Semarang. Sektor pendapatan asli daerah (PAD) dari pajak kendaraan bermotor atau pun bea balik nama kendaraan bermotor (BBNKB) sangat tinggi.

Pendapatan dari sektor ini memiliki nilai paling tinggi ketimbang sumber lain.

Namun, saat pandemi melanda yang berpengaruh terhadap menurunnya daya beli masyarakat akan kebutuhan tersier seperti kendaraan bermotor, PAD pun ikut melorot. Pandemi juga disebut momentum yang tepat untuk melakukan inovasi mencari sumber pendapatan alternatif lain.

Data di Badan Pendapatan Daerah (Bapenda) Provinsi Jawa Tengah, Pendapatan Asli Daerah (PAD) hingga Agustus terkoreksi negatif. Dibandingkan, periode yang sama pada tahun lalu, 2019 ada penurunan minus 8,02 persen.

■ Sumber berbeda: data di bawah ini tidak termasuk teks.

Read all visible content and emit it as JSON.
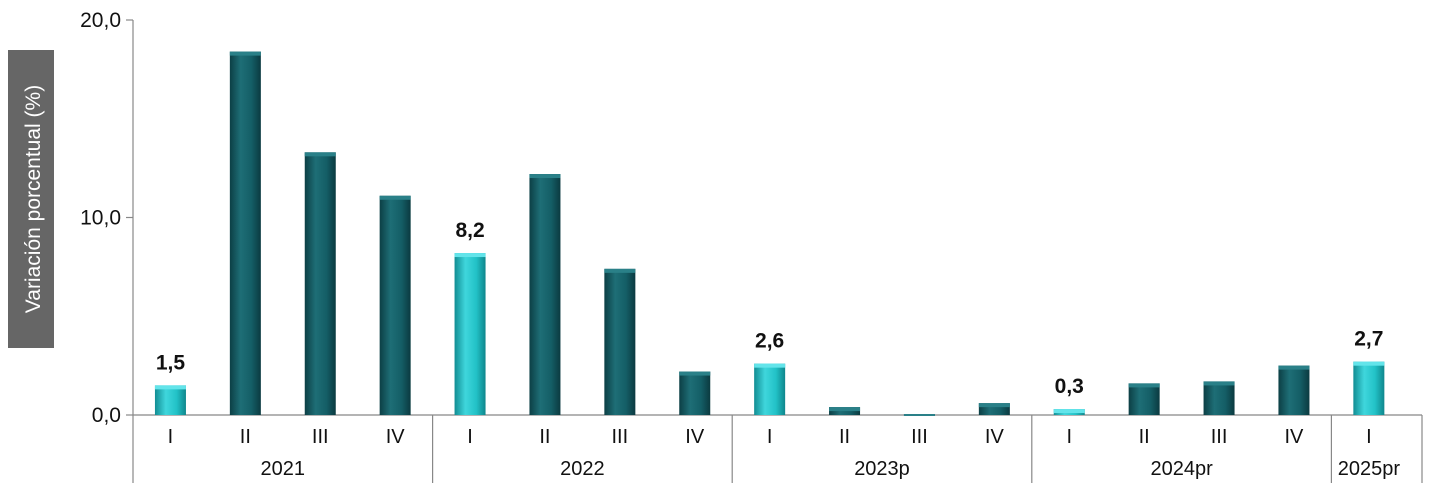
{
  "chart_data": {
    "type": "bar",
    "ylabel": "Variación porcentual (%)",
    "ylim": [
      0,
      20
    ],
    "y_ticks": [
      "0,0",
      "10,0",
      "20,0"
    ],
    "y_tick_values": [
      0,
      10,
      20
    ],
    "grid": false,
    "groups": [
      {
        "label": "2021",
        "quarters": [
          "I",
          "II",
          "III",
          "IV"
        ]
      },
      {
        "label": "2022",
        "quarters": [
          "I",
          "II",
          "III",
          "IV"
        ]
      },
      {
        "label": "2023p",
        "quarters": [
          "I",
          "II",
          "III",
          "IV"
        ]
      },
      {
        "label": "2024pr",
        "quarters": [
          "I",
          "II",
          "III",
          "IV"
        ]
      },
      {
        "label": "2025pr",
        "quarters": [
          "I"
        ]
      }
    ],
    "values": [
      1.5,
      18.4,
      13.3,
      11.1,
      8.2,
      12.2,
      7.4,
      2.2,
      2.6,
      0.4,
      -0.1,
      0.6,
      0.3,
      1.6,
      1.7,
      2.5,
      2.7
    ],
    "data_labels": [
      "1,5",
      "",
      "",
      "",
      "8,2",
      "",
      "",
      "",
      "2,6",
      "",
      "",
      "",
      "0,3",
      "",
      "",
      "",
      "2,7"
    ],
    "highlight": [
      true,
      false,
      false,
      false,
      true,
      false,
      false,
      false,
      true,
      false,
      false,
      false,
      true,
      false,
      false,
      false,
      true
    ],
    "colors": {
      "highlight_top": "#63e4ea",
      "highlight_mid": "#22c2c7",
      "highlight_dark": "#118d93",
      "base_top": "#2a8088",
      "base_mid": "#145e66",
      "base_dark": "#0c3f45",
      "axis": "#888888",
      "ylabel_bg": "#666666",
      "ylabel_text": "#ffffff",
      "text": "#111111"
    }
  }
}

Pelaksana Harian (Plh) Kepala Badan Pendapatan Daerah (Bapenda) Jateng, Sri Sulistiyati, menuturkan penurunan pendapatan sektor pajak daerah mengalami koreksi minus 8,31 persen.

Pajak daerah jadi penyumbang terbesar terkoreksinya PAD Jateng. Terutama pada pajak kendaraan bermotor (PKB) dan biaya pemilik nama kendaraan bermotor (BPNKB).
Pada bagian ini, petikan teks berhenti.